Kelima, penyimpangan prosedur, merupakan penyelenggaraan layanan publik yang tidak sesuai yang tidak sesuai dengan alur/proses layanan. Misalnya dalam suatu penerbitan hak atas tanah, tiba-tiba terbit sertifikat di atas tanah yang telah bersertifikat, tanpa melalui proses ukur lapangan, sehingga menyebabkan tumpang tindih dan sengketa. Hal ini, berpotensi korupsi adanya penggelapan dalam jabatan oleh Petugas, apabila terindikasi adanya upaya menguntungkan pribadi Petugas tersebut.

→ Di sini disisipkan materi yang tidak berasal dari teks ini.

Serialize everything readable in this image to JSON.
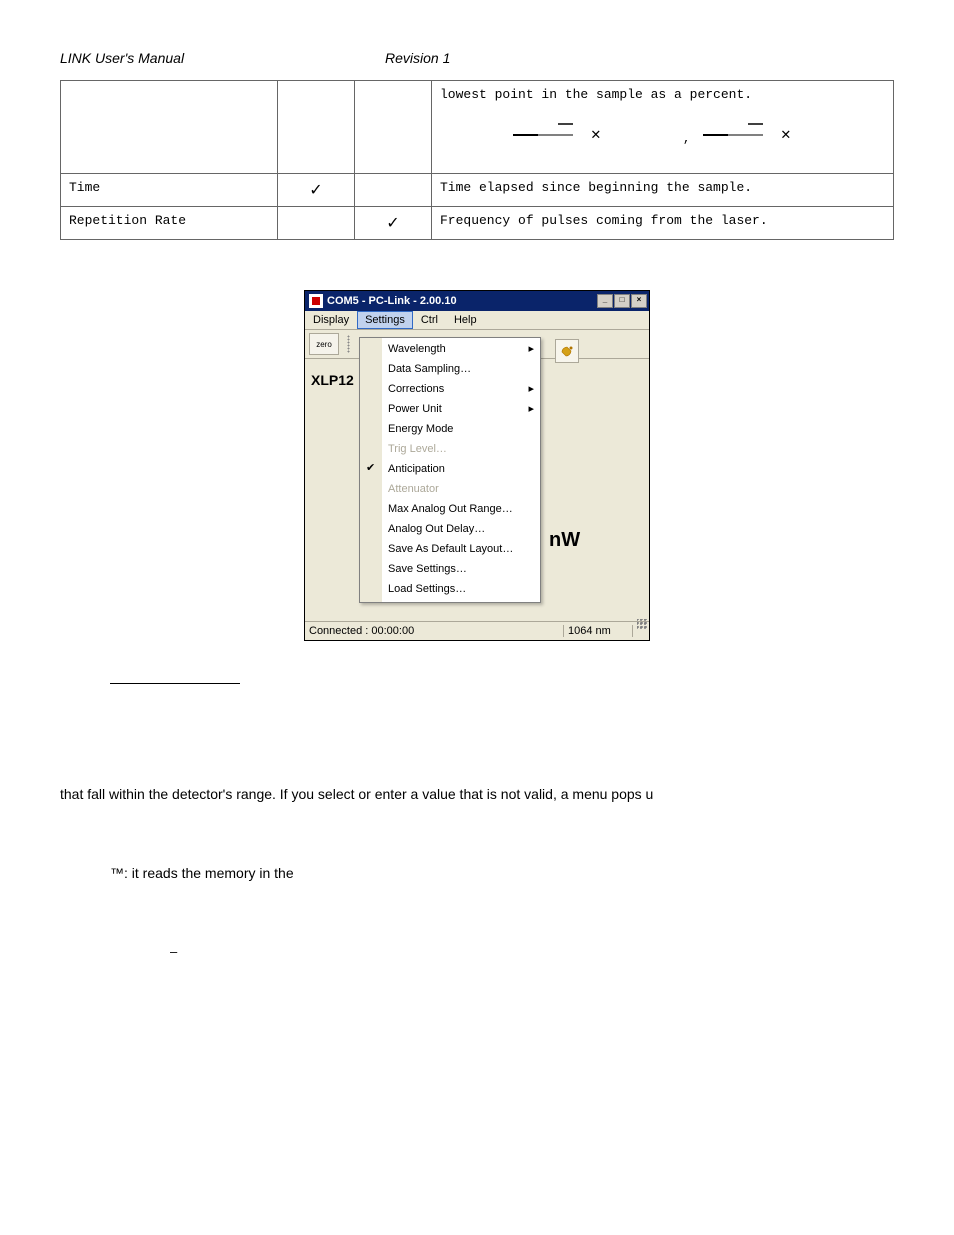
{
  "header": {
    "left": "LINK  User's Manual",
    "mid": "Revision  1"
  },
  "table": {
    "row0": {
      "desc": "lowest point in the sample as a percent."
    },
    "row1": {
      "label": "Time",
      "check1": "✓",
      "check2": "",
      "desc": "Time elapsed since beginning the sample."
    },
    "row2": {
      "label": "Repetition Rate",
      "check1": "",
      "check2": "✓",
      "desc": "Frequency of pulses coming from the laser."
    }
  },
  "app": {
    "title": "COM5 - PC-Link - 2.00.10",
    "menus": {
      "display": "Display",
      "settings": "Settings",
      "ctrl": "Ctrl",
      "help": "Help"
    },
    "toolbar": {
      "zero": "zero"
    },
    "bg": {
      "xlp": "XLP12",
      "nw": "nW"
    },
    "dropdown": {
      "wavelength": "Wavelength",
      "data_sampling": "Data Sampling…",
      "corrections": "Corrections",
      "power_unit": "Power Unit",
      "energy_mode": "Energy Mode",
      "trig_level": "Trig Level…",
      "anticipation": "Anticipation",
      "attenuator": "Attenuator",
      "max_analog": "Max Analog Out Range…",
      "analog_delay": "Analog Out Delay…",
      "save_default": "Save As Default Layout…",
      "save_settings": "Save Settings…",
      "load_settings": "Load Settings…"
    },
    "status": {
      "left": "Connected : 00:00:00",
      "right": "1064 nm"
    }
  },
  "body": {
    "para1": "that fall within the detector's range.  If you select or enter a value that is not valid, a menu pops u",
    "para2": "™: it reads the memory in the",
    "hyphen": "–"
  }
}
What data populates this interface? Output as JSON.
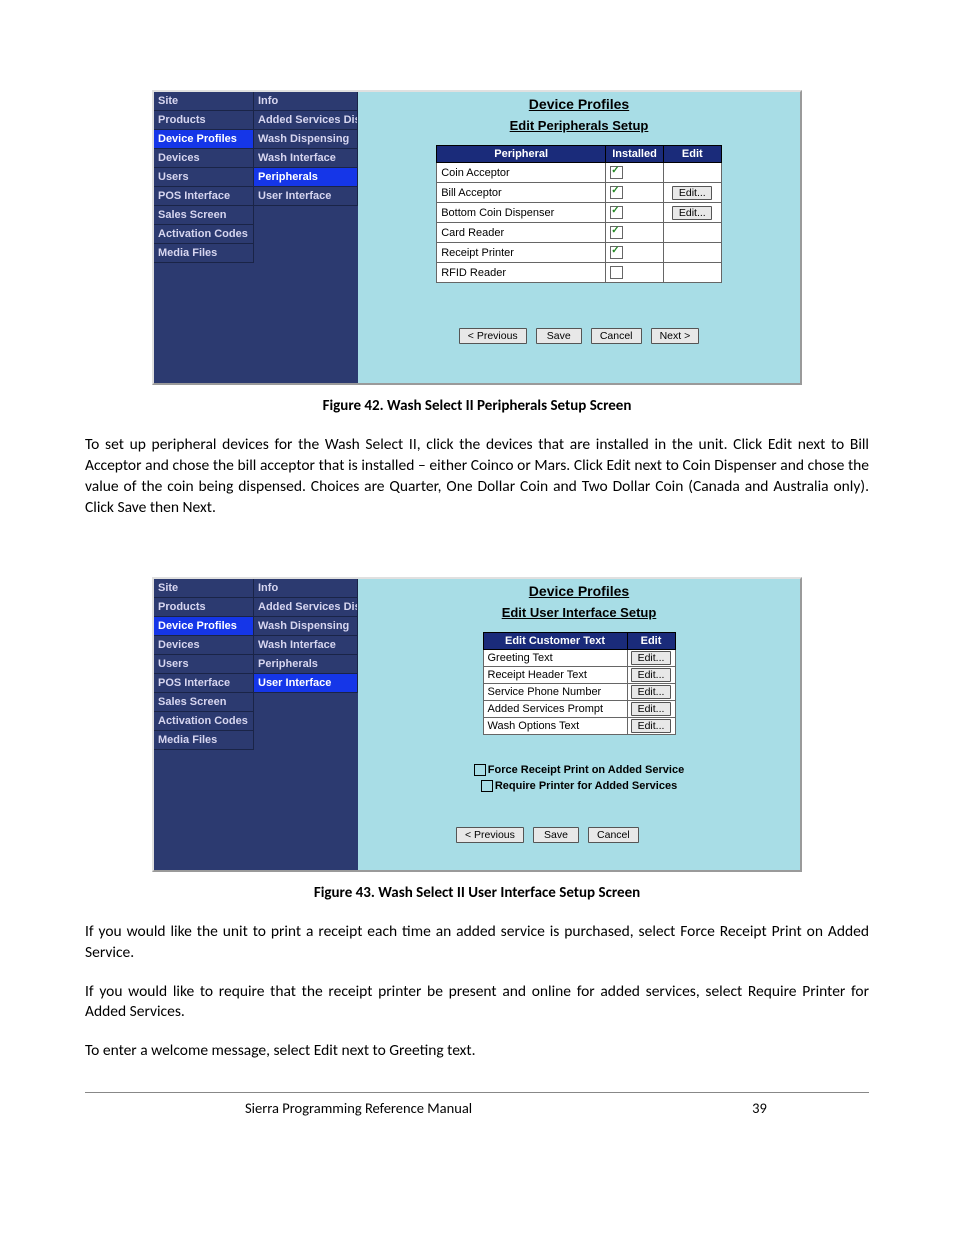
{
  "figure42": {
    "caption": "Figure 42. Wash Select II Peripherals Setup Screen",
    "nav1": [
      {
        "label": "Site",
        "selected": false
      },
      {
        "label": "Products",
        "selected": false
      },
      {
        "label": "Device Profiles",
        "selected": true
      },
      {
        "label": "Devices",
        "selected": false
      },
      {
        "label": "Users",
        "selected": false
      },
      {
        "label": "POS Interface",
        "selected": false
      },
      {
        "label": "Sales Screen",
        "selected": false
      },
      {
        "label": "Activation Codes",
        "selected": false
      },
      {
        "label": "Media Files",
        "selected": false
      }
    ],
    "nav2": [
      {
        "label": "Info",
        "selected": false
      },
      {
        "label": "Added Services Dispensing",
        "selected": false
      },
      {
        "label": "Wash Dispensing",
        "selected": false
      },
      {
        "label": "Wash Interface",
        "selected": false
      },
      {
        "label": "Peripherals",
        "selected": true
      },
      {
        "label": "User Interface",
        "selected": false
      }
    ],
    "title": "Device Profiles",
    "subtitle": "Edit Peripherals Setup",
    "headers": {
      "peripheral": "Peripheral",
      "installed": "Installed",
      "edit": "Edit"
    },
    "rows": [
      {
        "name": "Coin Acceptor",
        "installed": true,
        "edit": ""
      },
      {
        "name": "Bill Acceptor",
        "installed": true,
        "edit": "Edit..."
      },
      {
        "name": "Bottom Coin Dispenser",
        "installed": true,
        "edit": "Edit..."
      },
      {
        "name": "Card Reader",
        "installed": true,
        "edit": ""
      },
      {
        "name": "Receipt Printer",
        "installed": true,
        "edit": ""
      },
      {
        "name": "RFID Reader",
        "installed": false,
        "edit": ""
      }
    ],
    "buttons": {
      "prev": "< Previous",
      "save": "Save",
      "cancel": "Cancel",
      "next": "Next >"
    }
  },
  "para1": "To set up peripheral devices for the Wash Select II, click the devices that are installed in the unit. Click Edit next to Bill Acceptor and chose the bill acceptor that is installed – either Coinco or Mars. Click Edit next to Coin Dispenser and chose the value of the coin being dispensed. Choices are Quarter, One Dollar Coin and Two Dollar Coin (Canada and Australia only). Click Save then Next.",
  "figure43": {
    "caption": "Figure 43. Wash Select II User Interface Setup Screen",
    "nav1": [
      {
        "label": "Site",
        "selected": false
      },
      {
        "label": "Products",
        "selected": false
      },
      {
        "label": "Device Profiles",
        "selected": true
      },
      {
        "label": "Devices",
        "selected": false
      },
      {
        "label": "Users",
        "selected": false
      },
      {
        "label": "POS Interface",
        "selected": false
      },
      {
        "label": "Sales Screen",
        "selected": false
      },
      {
        "label": "Activation Codes",
        "selected": false
      },
      {
        "label": "Media Files",
        "selected": false
      }
    ],
    "nav2": [
      {
        "label": "Info",
        "selected": false
      },
      {
        "label": "Added Services Dispensing",
        "selected": false
      },
      {
        "label": "Wash Dispensing",
        "selected": false
      },
      {
        "label": "Wash Interface",
        "selected": false
      },
      {
        "label": "Peripherals",
        "selected": false
      },
      {
        "label": "User Interface",
        "selected": true
      }
    ],
    "title": "Device Profiles",
    "subtitle": "Edit User Interface Setup",
    "headers": {
      "text": "Edit Customer Text",
      "edit": "Edit"
    },
    "rows": [
      {
        "name": "Greeting Text",
        "edit": "Edit..."
      },
      {
        "name": "Receipt Header Text",
        "edit": "Edit..."
      },
      {
        "name": "Service Phone Number",
        "edit": "Edit..."
      },
      {
        "name": "Added Services Prompt",
        "edit": "Edit..."
      },
      {
        "name": "Wash Options Text",
        "edit": "Edit..."
      }
    ],
    "options": [
      {
        "label": "Force Receipt Print on Added Service",
        "checked": false
      },
      {
        "label": "Require Printer for Added Services",
        "checked": false
      }
    ],
    "buttons": {
      "prev": "< Previous",
      "save": "Save",
      "cancel": "Cancel"
    }
  },
  "para2": "If you would like the unit to print a receipt each time an added service is purchased, select Force Receipt Print on Added Service.",
  "para3": "If you would like to require that the receipt printer be present and online for added services, select Require Printer for Added Services.",
  "para4": "To enter a welcome message, select Edit next to Greeting text.",
  "footer": {
    "title": "Sierra Programming Reference Manual",
    "page": "39"
  }
}
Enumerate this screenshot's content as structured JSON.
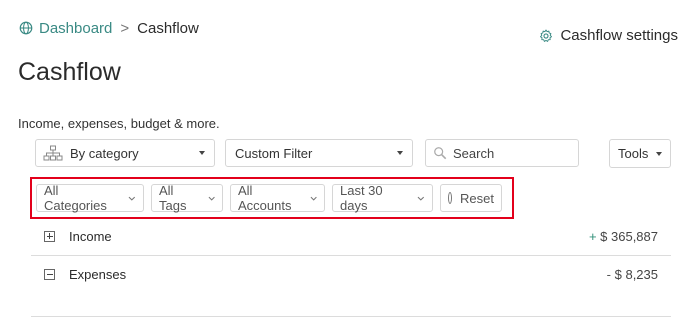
{
  "breadcrumb": {
    "parent": "Dashboard",
    "separator": ">",
    "current": "Cashflow"
  },
  "settings_link": "Cashflow settings",
  "page": {
    "title": "Cashflow",
    "subtitle": "Income, expenses, budget & more."
  },
  "toolbar": {
    "group_by": "By category",
    "filter": "Custom Filter",
    "search_placeholder": "Search",
    "tools": "Tools"
  },
  "filters": {
    "categories": "All Categories",
    "tags": "All Tags",
    "accounts": "All Accounts",
    "date_range": "Last 30 days",
    "reset": "Reset"
  },
  "rows": [
    {
      "label": "Income",
      "sign": "+",
      "amount": "$ 365,887"
    },
    {
      "label": "Expenses",
      "sign": "-",
      "amount": "$ 8,235"
    }
  ],
  "colors": {
    "link": "#3a8a84",
    "highlight": "#e3001b",
    "positive": "#2f8f78"
  }
}
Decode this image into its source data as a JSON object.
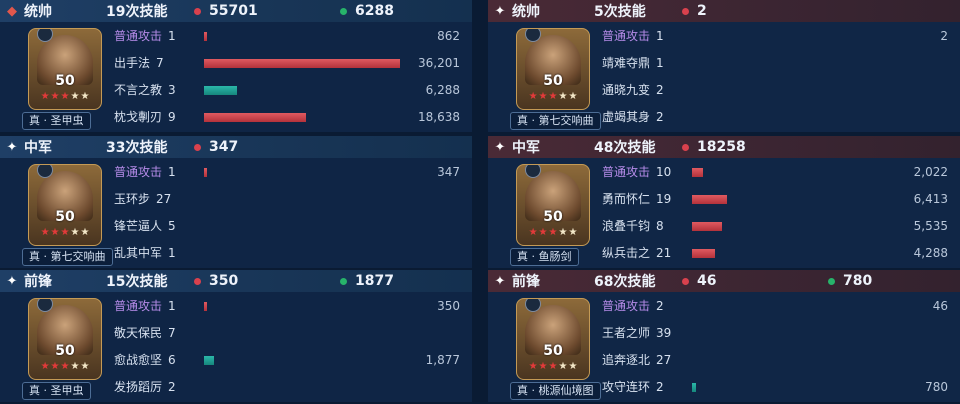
{
  "colors": {
    "damage": "#d9414d",
    "heal": "#27b36a",
    "basic_attack": "#b58be8"
  },
  "left": [
    {
      "role": "统帅",
      "role_icon": "commander-emblem-icon",
      "casts": "19次技能",
      "damage": "55701",
      "heal": "6288",
      "level": "50",
      "stars": "5",
      "equipment": "真 · 圣甲虫",
      "skills": [
        {
          "name": "普通攻击",
          "count": "1",
          "value": "862",
          "dmg_pct": 1.6,
          "basic": true
        },
        {
          "name": "出手法",
          "count": "7",
          "value": "36,201",
          "dmg_pct": 100
        },
        {
          "name": "不言之教",
          "count": "3",
          "value": "6,288",
          "heal_pct": 17
        },
        {
          "name": "枕戈剸刃",
          "count": "9",
          "value": "18,638",
          "dmg_pct": 52
        }
      ]
    },
    {
      "role": "中军",
      "role_icon": "sparkle-icon",
      "casts": "33次技能",
      "damage": "347",
      "level": "50",
      "stars": "5",
      "equipment": "真 · 第七交响曲",
      "skills": [
        {
          "name": "普通攻击",
          "count": "1",
          "value": "347",
          "dmg_pct": 0.8,
          "basic": true
        },
        {
          "name": "玉环步",
          "count": "27",
          "value": ""
        },
        {
          "name": "锋芒逼人",
          "count": "5",
          "value": ""
        },
        {
          "name": "乱其中军",
          "count": "1",
          "value": ""
        }
      ]
    },
    {
      "role": "前锋",
      "role_icon": "sparkle-icon",
      "casts": "15次技能",
      "damage": "350",
      "heal": "1877",
      "level": "50",
      "stars": "5",
      "equipment": "真 · 圣甲虫",
      "skills": [
        {
          "name": "普通攻击",
          "count": "1",
          "value": "350",
          "dmg_pct": 0.8,
          "basic": true
        },
        {
          "name": "敬天保民",
          "count": "7",
          "value": ""
        },
        {
          "name": "愈战愈坚",
          "count": "6",
          "value": "1,877",
          "heal_pct": 5
        },
        {
          "name": "发扬蹈厉",
          "count": "2",
          "value": ""
        }
      ]
    }
  ],
  "right": [
    {
      "role": "统帅",
      "role_icon": "sparkle-icon",
      "casts": "5次技能",
      "damage": "2",
      "level": "50",
      "stars": "5",
      "equipment": "真 · 第七交响曲",
      "skills": [
        {
          "name": "普通攻击",
          "count": "1",
          "value": "2",
          "basic": true
        },
        {
          "name": "靖难夺鼎",
          "count": "1",
          "value": ""
        },
        {
          "name": "通晓九变",
          "count": "2",
          "value": ""
        },
        {
          "name": "虚竭其身",
          "count": "2",
          "value": ""
        }
      ]
    },
    {
      "role": "中军",
      "role_icon": "sparkle-icon",
      "casts": "48次技能",
      "damage": "18258",
      "level": "50",
      "stars": "5",
      "equipment": "真 · 鱼肠剑",
      "skills": [
        {
          "name": "普通攻击",
          "count": "10",
          "value": "2,022",
          "dmg_pct": 5.6,
          "basic": true
        },
        {
          "name": "勇而怀仁",
          "count": "19",
          "value": "6,413",
          "dmg_pct": 17.7
        },
        {
          "name": "浪叠千钧",
          "count": "8",
          "value": "5,535",
          "dmg_pct": 15.3
        },
        {
          "name": "纵兵击之",
          "count": "21",
          "value": "4,288",
          "dmg_pct": 11.8
        }
      ]
    },
    {
      "role": "前锋",
      "role_icon": "sparkle-icon",
      "casts": "68次技能",
      "damage": "46",
      "heal": "780",
      "level": "50",
      "stars": "5",
      "equipment": "真 · 桃源仙境图",
      "skills": [
        {
          "name": "普通攻击",
          "count": "2",
          "value": "46",
          "basic": true
        },
        {
          "name": "王者之师",
          "count": "39",
          "value": ""
        },
        {
          "name": "追奔逐北",
          "count": "27",
          "value": ""
        },
        {
          "name": "攻守连环",
          "count": "2",
          "value": "780",
          "heal_pct": 2.2
        }
      ]
    }
  ]
}
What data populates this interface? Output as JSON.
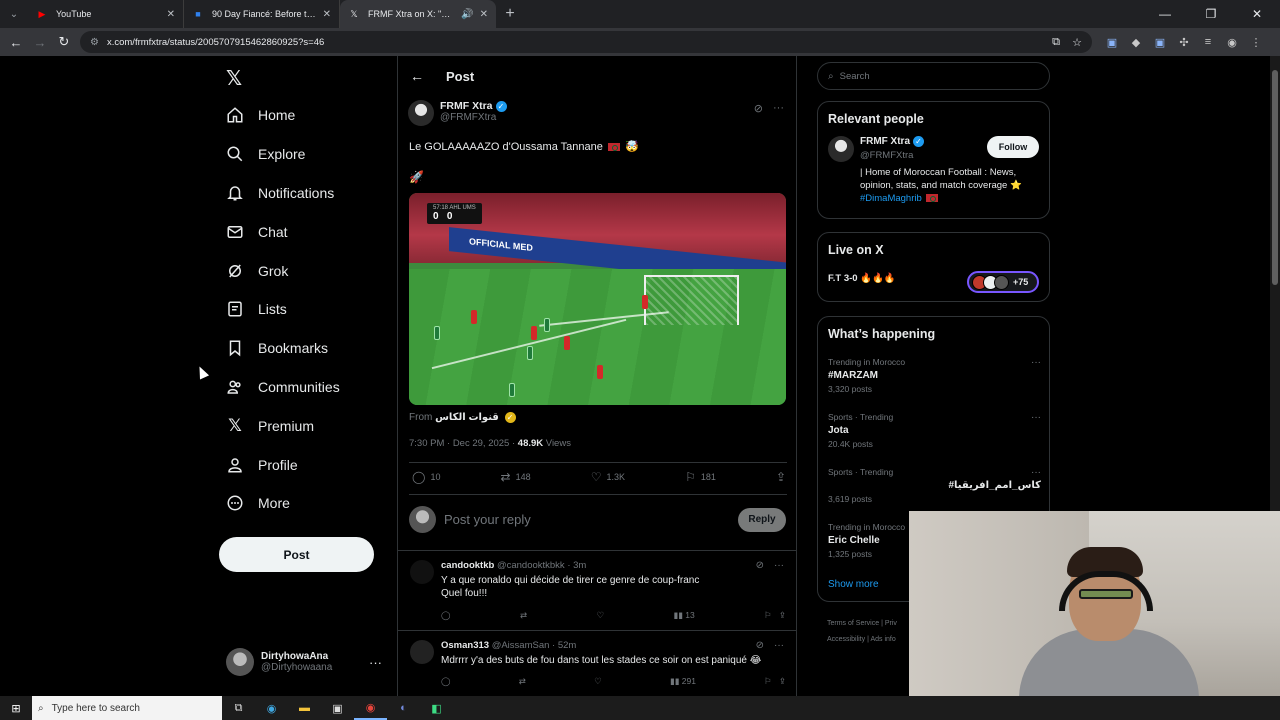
{
  "browser": {
    "tabs": [
      {
        "title": "YouTube",
        "active": false,
        "icon": "youtube-icon"
      },
      {
        "title": "90 Day Fiancé: Before the 90 Da",
        "active": false,
        "icon": "streaming-icon"
      },
      {
        "title": "FRMF Xtra on X: \"Le GOLAA",
        "active": true,
        "icon": "x-logo-icon"
      }
    ],
    "url": "x.com/frmfxtra/status/2005707915462860925?s=46"
  },
  "nav": {
    "items": [
      {
        "label": "Home",
        "icon": "home-icon"
      },
      {
        "label": "Explore",
        "icon": "search-icon"
      },
      {
        "label": "Notifications",
        "icon": "bell-icon"
      },
      {
        "label": "Chat",
        "icon": "mail-icon"
      },
      {
        "label": "Grok",
        "icon": "grok-icon"
      },
      {
        "label": "Lists",
        "icon": "list-icon"
      },
      {
        "label": "Bookmarks",
        "icon": "bookmark-icon"
      },
      {
        "label": "Communities",
        "icon": "people-icon"
      },
      {
        "label": "Premium",
        "icon": "x-logo-icon"
      },
      {
        "label": "Profile",
        "icon": "person-icon"
      },
      {
        "label": "More",
        "icon": "more-circle-icon"
      }
    ],
    "post_label": "Post",
    "account": {
      "name": "DirtyhowaAna",
      "handle": "@Dirtyhowaana"
    }
  },
  "main": {
    "header": "Post",
    "tweet": {
      "author": "FRMF Xtra",
      "handle": "@FRMFXtra",
      "text": "Le GOLAAAAAZO d'Oussama Tannane",
      "emoji_rocket": "🚀",
      "emoji_face": "🤯",
      "from_label": "From",
      "from_source": "قنوات الكاس",
      "time": "7:30 PM · Dec 29, 2025 · ",
      "views_count": "48.9K",
      "views_label": " Views",
      "stats": {
        "replies": "10",
        "reposts": "148",
        "likes": "1.3K",
        "bookmarks": "181"
      },
      "video_score_home": "0",
      "video_score_away": "0",
      "video_clock": "57:18  AHL  UMS",
      "video_banner": "OFFICIAL MED"
    },
    "reply_placeholder": "Post your reply",
    "reply_button": "Reply",
    "replies": [
      {
        "name": "candooktkb",
        "meta": "@candooktkbkk · 3m",
        "line1": "Y a que ronaldo qui décide de tirer ce genre de coup-franc",
        "line2": "Quel fou!!!",
        "views": "13"
      },
      {
        "name": "Osman313",
        "meta": "@AissamSan · 52m",
        "line1": "Mdrrrr y'a des buts de fou dans tout les stades ce soir on est paniqué 😂",
        "line2": "",
        "views": "291"
      }
    ]
  },
  "right": {
    "search_placeholder": "Search",
    "relevant": {
      "title": "Relevant people",
      "name": "FRMF Xtra",
      "handle": "@FRMFXtra",
      "follow": "Follow",
      "bio": "| Home of Moroccan Football : News, opinion, stats, and match coverage ⭐",
      "bio_tag": "#DimaMaghrib"
    },
    "live": {
      "title": "Live on X",
      "item": "F.T 3-0 🔥🔥🔥",
      "count": "+75"
    },
    "happening": {
      "title": "What’s happening",
      "trends": [
        {
          "context": "Trending in Morocco",
          "name": "#MARZAM",
          "count": "3,320 posts"
        },
        {
          "context": "Sports · Trending",
          "name": "Jota",
          "count": "20.4K posts"
        },
        {
          "context": "Sports · Trending",
          "name": "#كاس_امم_افريقيا",
          "count": "3,619 posts"
        },
        {
          "context": "Trending in Morocco",
          "name": "Eric Chelle",
          "count": "1,325 posts"
        }
      ],
      "show_more": "Show more"
    },
    "footer": {
      "line1": "Terms of Service  |  Priv",
      "line2": "Accessibility  |  Ads info"
    }
  },
  "taskbar": {
    "search_placeholder": "Type here to search"
  }
}
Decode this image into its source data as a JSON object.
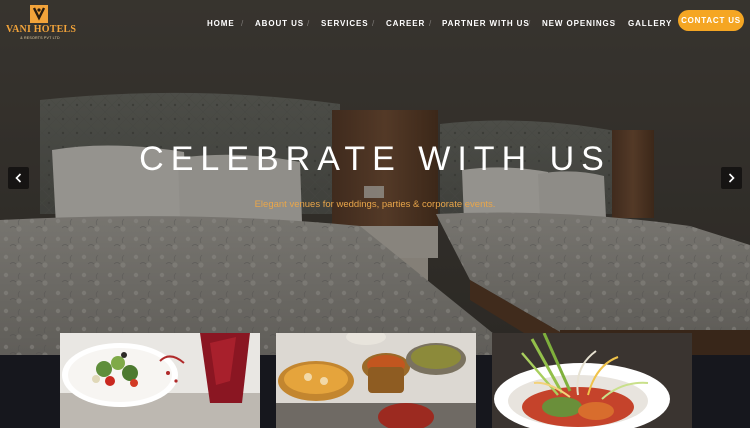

Keenam, permintaan imbalan, merupakan permintaan imbalan dalam bentuk uang, jasa maupun barang secara melawan hukum atas layanan yang diberikan kepada pengguna layanan. Misalnya, adanya permintaan uang kepada warga yang tidak sesuai ketentuan atas penerbitan surat rekomendasi KTP dari kelurahan. Hal ini berpotensi tindakan korupsi berupa suap dan gratifikasi.

Ketujuh, tidak patut, merupakan perilaku yang tidak layak dan patut yang dilakukan oleh penyelenggara layanan publik dalam memberikan layanan yang baik kepada masyarakat pengguna layanan. Misalnya, sikap seorang penyidik Kepolisian yang melakukan kekerasan dalam proses penyelidikan dalam hal menemukan adanya suatu tindakan kriminal. Perbuatan kekerasan itu tidak patut dilakukan, walaupun bertujuan untuk untuk pembuktian. Berpotensi terjadinya gratifikasi.

Kedelapan, berpihak, merupakan keberpihakan dalam penyelenggaraan layanan publik yang memberikan keuntungan dalam bentuk apapun kepada salah satu pihak dan merugikan pihak lainnya. Misalnya, dalam penerimaan siswa baru suatu sekolah, petugas memberikan jalur prestasi kepada seseorang yang tidak berhak, sehingga hal itu menyebabkan adanya hak orang lain yang terabaikan. Berpotensi terjadinya tindakan korupsi berupa suap.

Kesembilan, diskriminasi, merupakan pemberian layanan secara berbeda, perlakuan khusus atau tidak adil diantara sesama pengguna layanan. Misalnya dalam layanan ujian Notaris, diberikan perlakukan dan soal berbeda atau lebih mudah kepada seseorang, sementara kepada yang lain lebih sulit,. Hal ini berpotensi terjadinya tindakan korupsi berupa suap. 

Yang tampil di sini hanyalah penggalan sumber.